Jay Lake, Mainspring
(Tor Jun 2007)
A literal clockwork world is in danger of running down in this steampunk alternate world fantasy, a grand picaresque adventure which a Victorian clockmaker’s apprentice is Chosen to find the Key Perilous and rewind the Mainspring of Earth. ‘‘Lake has a fecund imagination, and here he outdoes himself.’’
Ken MacLeod, The Execution Channel
(Orbit UK Apr 2007; Tor Jun 2007)
The British SF disaster novel gets an update (‘‘New British Catastrophe’’, anyone?) in this thriller of the chaos set off by bombings in Scotland and the flood of disinformation that follows, set in an alternate near-future world where executions are televised. ‘‘MacLeod’s writing is as sharp as ever, exasperated and often very funny…Best of all, the storytelling is propulsive and precise, a fine piece of procedural work…’’ [Russell Letson]
Susan Palwick, Shelter
(Tor Jun 2007)
Two women survive in a near-future San Francisco beset by ecological disaster, where altruism is a mental disease and new developments in artifical intelligence threaten to alter the world forever. ‘‘Despite the richly textured but understated SF setting, despite the catalogs of grief and lonelieness that would just give Thomas Hardy a glow…the novel finally stands or falls entirely on character – and here Palwick is firmly in her métier…almost certainly one of the major novels of the year.’’ [Gary K. Wolfe]
Jonathan Strahan, ed., Best Short Novels: 2007
(SFBC Jun 2007)
Eight standout novellas are presented in this year’s best anthology, the only one to focus strictly on novella-length fiction. The impressive roster of authors includes Kage Baker, Robert Reed, Robert Charles Wilson, and Michael Swanwick.
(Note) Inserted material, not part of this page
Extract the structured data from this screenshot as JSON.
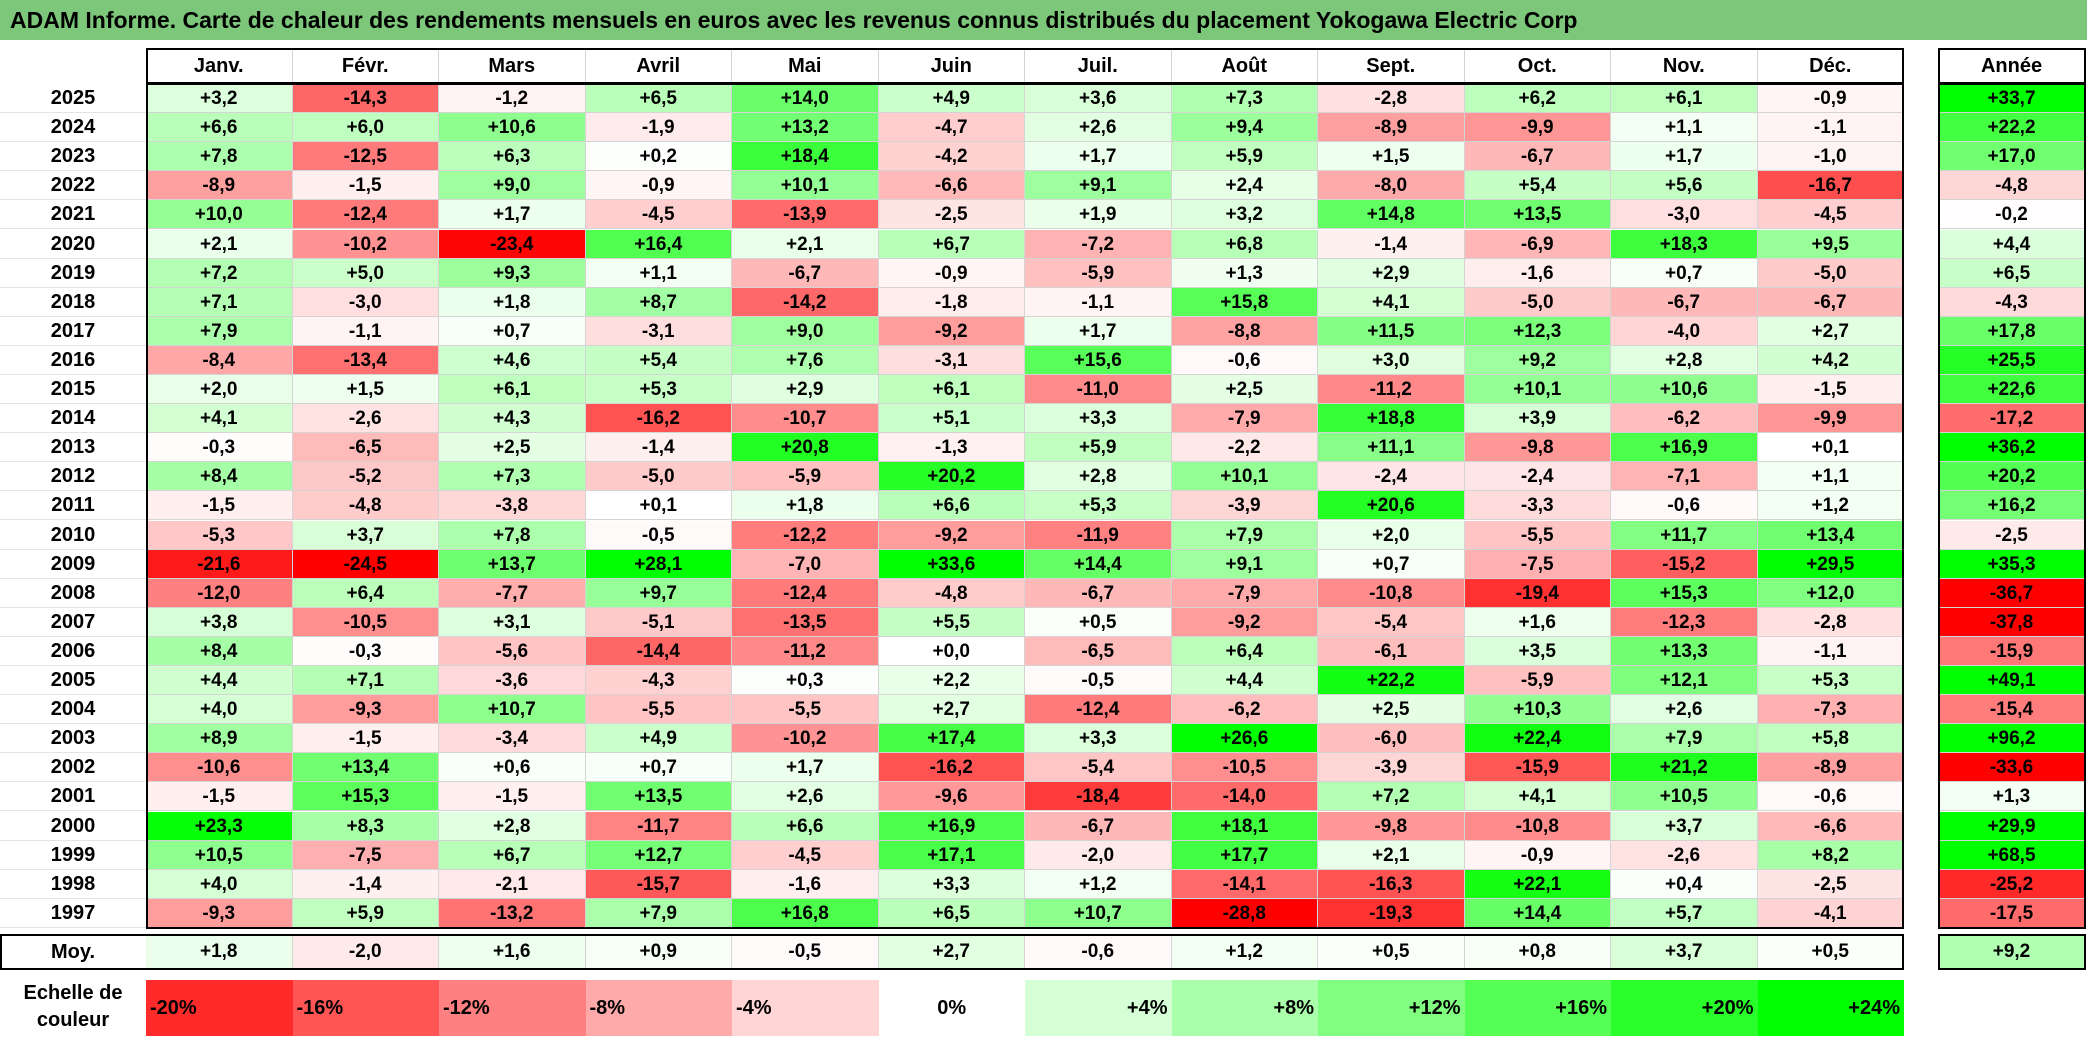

Sheri S. Tepper, The Margarets
(Eos Jun 2007)
This complex SF novel follows a girl who at key points splits into multiple versions of herself, versions who go on to live much different lives on many worlds throughout galactic civilization. Aliens, exotic worlds, multiple Margarets, and a dying Earth badly in need of saving combine in as passionate a polemic as Tepper has yet delivered on mankind’s inability to save itself.